Beware the changes proposed to cut energy debt, says Paul Lewis

Later this year energy suppliers will be able to cut off the electricity and gas of people who move home and fail to sign up to an energy provider within about a week. These new proposals by the energy regulator Ofgem are part of a plan to reduce the £4.5 billion of debt that householders currently owe to energy suppliers. The regulator estimates well over £1 billion of it is built up when people move home but do not sign up to a new supplier at once.
Once the change is made (probably this autumn or winter), then when a home changes hands the smart meter would be remotely switched into prepayment mode.
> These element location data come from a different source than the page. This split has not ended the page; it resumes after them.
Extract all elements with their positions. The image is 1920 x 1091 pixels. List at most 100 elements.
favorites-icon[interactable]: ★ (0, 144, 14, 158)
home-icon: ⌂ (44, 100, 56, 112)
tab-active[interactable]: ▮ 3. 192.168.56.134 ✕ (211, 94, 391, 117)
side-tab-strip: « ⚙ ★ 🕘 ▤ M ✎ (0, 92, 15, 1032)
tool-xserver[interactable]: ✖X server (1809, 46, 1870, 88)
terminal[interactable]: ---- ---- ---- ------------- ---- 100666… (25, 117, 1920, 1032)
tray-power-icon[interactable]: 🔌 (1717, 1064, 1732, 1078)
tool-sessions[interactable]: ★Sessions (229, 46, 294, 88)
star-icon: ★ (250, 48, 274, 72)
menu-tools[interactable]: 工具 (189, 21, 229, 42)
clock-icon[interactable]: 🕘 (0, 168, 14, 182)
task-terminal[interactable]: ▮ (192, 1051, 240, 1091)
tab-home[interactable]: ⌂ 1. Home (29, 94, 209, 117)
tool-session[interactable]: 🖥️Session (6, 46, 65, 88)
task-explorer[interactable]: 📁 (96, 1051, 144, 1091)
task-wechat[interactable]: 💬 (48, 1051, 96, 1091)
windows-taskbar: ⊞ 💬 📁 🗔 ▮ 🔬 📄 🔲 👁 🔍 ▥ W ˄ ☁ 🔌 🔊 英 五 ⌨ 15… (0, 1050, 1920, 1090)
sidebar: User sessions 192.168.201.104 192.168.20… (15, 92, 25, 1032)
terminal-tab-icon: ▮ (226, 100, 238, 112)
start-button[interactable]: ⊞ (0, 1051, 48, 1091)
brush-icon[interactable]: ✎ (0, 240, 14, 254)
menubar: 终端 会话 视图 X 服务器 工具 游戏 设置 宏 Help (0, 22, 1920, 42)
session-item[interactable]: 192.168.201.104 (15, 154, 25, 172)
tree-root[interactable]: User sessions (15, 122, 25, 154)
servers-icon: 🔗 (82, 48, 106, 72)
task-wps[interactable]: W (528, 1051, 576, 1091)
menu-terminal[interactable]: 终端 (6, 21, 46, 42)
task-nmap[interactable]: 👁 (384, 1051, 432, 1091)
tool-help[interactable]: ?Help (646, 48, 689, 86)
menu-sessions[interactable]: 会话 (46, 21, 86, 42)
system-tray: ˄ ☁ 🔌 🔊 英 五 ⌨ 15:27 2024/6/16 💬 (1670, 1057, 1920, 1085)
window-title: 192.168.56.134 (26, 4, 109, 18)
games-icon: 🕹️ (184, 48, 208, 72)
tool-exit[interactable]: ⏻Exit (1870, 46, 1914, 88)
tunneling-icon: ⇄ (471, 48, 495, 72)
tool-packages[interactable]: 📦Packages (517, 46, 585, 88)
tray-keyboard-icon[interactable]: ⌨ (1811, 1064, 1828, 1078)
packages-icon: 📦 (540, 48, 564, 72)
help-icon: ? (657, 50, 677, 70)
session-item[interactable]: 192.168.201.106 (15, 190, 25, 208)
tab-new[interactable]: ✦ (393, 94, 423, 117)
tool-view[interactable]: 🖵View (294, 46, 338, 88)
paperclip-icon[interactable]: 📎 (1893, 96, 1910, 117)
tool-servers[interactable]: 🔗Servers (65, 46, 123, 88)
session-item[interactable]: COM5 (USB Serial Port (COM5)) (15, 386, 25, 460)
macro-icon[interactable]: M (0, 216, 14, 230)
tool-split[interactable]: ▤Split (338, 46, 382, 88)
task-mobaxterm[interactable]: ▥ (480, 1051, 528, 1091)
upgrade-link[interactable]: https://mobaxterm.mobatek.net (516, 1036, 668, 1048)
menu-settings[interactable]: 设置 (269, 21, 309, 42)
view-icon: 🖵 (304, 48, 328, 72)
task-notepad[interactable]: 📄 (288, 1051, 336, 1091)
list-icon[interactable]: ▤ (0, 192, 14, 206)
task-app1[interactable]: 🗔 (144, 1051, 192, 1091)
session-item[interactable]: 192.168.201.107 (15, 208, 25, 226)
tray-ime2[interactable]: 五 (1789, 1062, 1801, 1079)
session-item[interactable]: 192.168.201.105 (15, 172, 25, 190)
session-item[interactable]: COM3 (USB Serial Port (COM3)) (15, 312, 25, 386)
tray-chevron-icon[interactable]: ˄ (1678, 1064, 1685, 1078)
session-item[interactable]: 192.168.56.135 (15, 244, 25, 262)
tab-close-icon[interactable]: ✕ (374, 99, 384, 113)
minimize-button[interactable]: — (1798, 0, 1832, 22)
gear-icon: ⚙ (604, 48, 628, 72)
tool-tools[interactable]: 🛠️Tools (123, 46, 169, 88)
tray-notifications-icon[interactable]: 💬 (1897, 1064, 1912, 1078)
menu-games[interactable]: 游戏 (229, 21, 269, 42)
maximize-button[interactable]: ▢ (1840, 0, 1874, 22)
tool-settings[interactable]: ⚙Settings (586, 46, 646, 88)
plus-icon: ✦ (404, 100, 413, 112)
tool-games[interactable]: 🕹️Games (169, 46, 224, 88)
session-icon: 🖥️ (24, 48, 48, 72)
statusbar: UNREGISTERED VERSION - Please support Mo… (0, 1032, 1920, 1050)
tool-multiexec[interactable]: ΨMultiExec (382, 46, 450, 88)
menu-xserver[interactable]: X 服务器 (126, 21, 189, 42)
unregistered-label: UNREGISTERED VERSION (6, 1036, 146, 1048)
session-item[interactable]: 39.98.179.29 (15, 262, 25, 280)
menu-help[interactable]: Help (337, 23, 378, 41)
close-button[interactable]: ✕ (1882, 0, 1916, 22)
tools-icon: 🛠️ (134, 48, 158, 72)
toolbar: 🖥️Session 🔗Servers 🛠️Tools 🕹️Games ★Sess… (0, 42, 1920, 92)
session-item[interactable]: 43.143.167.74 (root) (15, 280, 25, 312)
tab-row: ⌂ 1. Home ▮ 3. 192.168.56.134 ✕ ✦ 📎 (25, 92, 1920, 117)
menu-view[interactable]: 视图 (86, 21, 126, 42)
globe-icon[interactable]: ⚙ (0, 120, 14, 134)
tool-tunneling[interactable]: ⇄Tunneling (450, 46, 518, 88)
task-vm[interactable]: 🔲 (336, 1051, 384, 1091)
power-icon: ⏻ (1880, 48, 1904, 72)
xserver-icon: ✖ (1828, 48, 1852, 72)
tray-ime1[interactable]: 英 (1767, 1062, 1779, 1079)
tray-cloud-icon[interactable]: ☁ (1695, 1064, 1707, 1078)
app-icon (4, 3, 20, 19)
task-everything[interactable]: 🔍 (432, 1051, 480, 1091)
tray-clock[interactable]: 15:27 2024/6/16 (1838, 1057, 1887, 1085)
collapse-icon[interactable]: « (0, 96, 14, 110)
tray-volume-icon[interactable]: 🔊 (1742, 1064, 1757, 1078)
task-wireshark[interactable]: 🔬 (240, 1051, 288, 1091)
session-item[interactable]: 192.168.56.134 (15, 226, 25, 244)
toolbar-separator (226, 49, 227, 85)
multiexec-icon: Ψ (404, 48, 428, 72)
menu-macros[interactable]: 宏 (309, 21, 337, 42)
The smart meter will have enough money for around a week’s worth of energy – Ofgem has suggested that might be around £30. But when that runs out, the electricity and gas will be cut off if the new occupiers have not taken out a contract with a new energy supplier. Ofgem hopes this will – in its words – “prompt” people into signing up.
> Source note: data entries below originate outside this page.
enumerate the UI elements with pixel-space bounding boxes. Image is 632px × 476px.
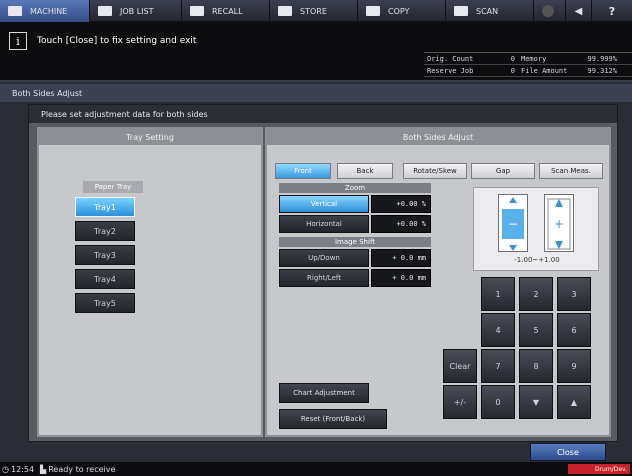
file-amount-label: File Amount — [521, 66, 568, 75]
key-0[interactable]: 0 — [481, 385, 515, 419]
shrink-sheet-icon: − — [498, 194, 528, 252]
key-3[interactable]: 3 — [557, 277, 591, 311]
tab-store[interactable]: STORE — [270, 0, 358, 22]
up-down-button[interactable]: Up/Down — [279, 249, 369, 267]
panel-title: Both Sides Adjust — [267, 129, 609, 145]
key-2[interactable]: 2 — [519, 277, 553, 311]
message-text: Touch [Close] to fix setting and exit — [37, 36, 197, 46]
tab-label: STORE — [300, 6, 327, 16]
message-area: i Touch [Close] to fix setting and exit … — [0, 22, 632, 82]
both-sides-adjust-panel: Both Sides Adjust Front Back Rotate/Skew… — [265, 127, 611, 437]
machine-icon — [8, 6, 22, 16]
tray1-button[interactable]: Tray1 — [75, 197, 135, 217]
status-time: 12:54 — [10, 464, 35, 474]
scan-icon — [454, 6, 468, 16]
range-text: -1.00~+1.00 — [514, 256, 560, 264]
counter-panel: Orig. Count 0 Memory 99.999% Reserve Job… — [424, 52, 632, 78]
enlarge-sheet-icon: + — [544, 194, 574, 252]
drum-dev-badge: Drum/Dev. — [568, 464, 630, 474]
key-8[interactable]: 8 — [519, 349, 553, 383]
printer-icon: ▙ — [40, 464, 47, 474]
tab-scan[interactable]: SCAN — [446, 0, 534, 22]
tab-recall[interactable]: RECALL — [182, 0, 270, 22]
recall-icon — [190, 6, 204, 16]
paper-tray-caption: Paper Tray — [83, 181, 143, 193]
zoom-diagram: − + -1.00~+1.00 — [473, 187, 599, 271]
clock-icon: ◷ — [2, 464, 9, 474]
up-arrow-key[interactable]: ▲ — [557, 385, 591, 419]
svg-text:+: + — [554, 217, 564, 231]
tab-rotate-skew[interactable]: Rotate/Skew — [403, 163, 467, 179]
counter-row: Reserve Job 0 File Amount 99.312% — [424, 65, 632, 77]
key-1[interactable]: 1 — [481, 277, 515, 311]
key-9[interactable]: 9 — [557, 349, 591, 383]
zoom-header: Zoom — [279, 183, 431, 193]
memory-label: Memory — [521, 54, 547, 63]
right-left-value: + 0.0 mm — [371, 269, 431, 287]
file-amount-value: 99.312% — [587, 66, 617, 75]
tray3-button[interactable]: Tray3 — [75, 245, 135, 265]
key-6[interactable]: 6 — [557, 313, 591, 347]
plus-minus-key[interactable]: +/- — [443, 385, 477, 419]
tab-back[interactable]: Back — [337, 163, 393, 179]
instruction-text: Please set adjustment data for both side… — [29, 105, 617, 123]
tray2-button[interactable]: Tray2 — [75, 221, 135, 241]
close-button[interactable]: Close — [530, 443, 606, 461]
screen-title: Both Sides Adjust — [0, 84, 632, 102]
tab-machine[interactable]: MACHINE — [0, 0, 90, 22]
screen: MACHINE JOB LIST RECALL STORE COPY SCAN … — [0, 0, 632, 476]
clear-key[interactable]: Clear — [443, 349, 477, 383]
svg-text:−: − — [508, 217, 518, 231]
panel-title: Tray Setting — [39, 129, 261, 145]
vertical-button[interactable]: Vertical — [279, 195, 369, 213]
copy-icon — [366, 6, 380, 16]
store-icon — [278, 6, 292, 16]
tab-label: SCAN — [476, 6, 499, 16]
tab-label: JOB LIST — [120, 6, 154, 16]
info-icon: i — [9, 32, 27, 50]
tab-label: COPY — [388, 6, 410, 16]
horizontal-value: +0.00 % — [371, 215, 431, 233]
status-bar: ◷ 12:54 ▙ Ready to receive Drum/Dev. — [0, 462, 632, 476]
orig-count-value: 0 — [510, 54, 515, 63]
help-icon[interactable]: ? — [592, 0, 632, 22]
status-indicator-icon — [534, 0, 566, 22]
counter-row: Orig. Count 0 Memory 99.999% — [424, 53, 632, 65]
main-frame: Please set adjustment data for both side… — [28, 104, 618, 442]
memory-value: 99.999% — [587, 54, 617, 63]
orig-count-label: Orig. Count — [427, 54, 474, 63]
horizontal-button[interactable]: Horizontal — [279, 215, 369, 233]
reserve-job-value: 0 — [510, 66, 515, 75]
tab-front[interactable]: Front — [275, 163, 331, 179]
tab-gap[interactable]: Gap — [471, 163, 535, 179]
status-text: Ready to receive — [48, 464, 116, 474]
tab-label: RECALL — [212, 6, 243, 16]
tray-setting-panel: Tray Setting Paper Tray Tray1 Tray2 Tray… — [37, 127, 263, 437]
reset-front-back-button[interactable]: Reset (Front/Back) — [279, 409, 387, 429]
top-tab-bar: MACHINE JOB LIST RECALL STORE COPY SCAN … — [0, 0, 632, 22]
down-arrow-key[interactable]: ▼ — [519, 385, 553, 419]
vertical-value: +0.00 % — [371, 195, 431, 213]
up-down-value: + 0.0 mm — [371, 249, 431, 267]
tab-copy[interactable]: COPY — [358, 0, 446, 22]
tab-label: MACHINE — [30, 6, 68, 16]
right-left-button[interactable]: Right/Left — [279, 269, 369, 287]
tray5-button[interactable]: Tray5 — [75, 293, 135, 313]
key-7[interactable]: 7 — [481, 349, 515, 383]
tray4-button[interactable]: Tray4 — [75, 269, 135, 289]
image-shift-header: Image Shift — [279, 237, 431, 247]
chart-adjustment-button[interactable]: Chart Adjustment — [279, 383, 369, 403]
tab-scan-meas[interactable]: Scan Meas. — [539, 163, 603, 179]
key-4[interactable]: 4 — [481, 313, 515, 347]
key-5[interactable]: 5 — [519, 313, 553, 347]
tab-job-list[interactable]: JOB LIST — [90, 0, 182, 22]
message-box: i Touch [Close] to fix setting and exit — [9, 30, 423, 52]
volume-icon[interactable]: ◀ — [566, 0, 592, 22]
job-list-icon — [98, 6, 112, 16]
reserve-job-label: Reserve Job — [427, 66, 474, 75]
Of course, when you move home, you should tell the supplier when you move out and quickly sign up to a provider for your new home. But Ofgem says it takes, on average, more than 70 days after people move into a home before they sign up to a new supplier, partly because the supply continues. That delay stacks up a debt that can be hundreds of pounds for the energy they’ve used but not paid for.
Ofgem says the change will not only ensure people who move don’t build up a debt. It will also reduce the £52 that is currently included in every energy bill to pay for the cost of that £4.5 billion debt, which it hopes this change will reduce.
The proposed system will still be more generous than those in other countries in Europe and the Americas, where the property is disconnected from supply when there is a change in the tenant or owner.
The new rules will only affect people who move into a home with a smart meter. Homes with dumb meters, which are read manually, are not affected as they cannot be changed to prepayment remotely.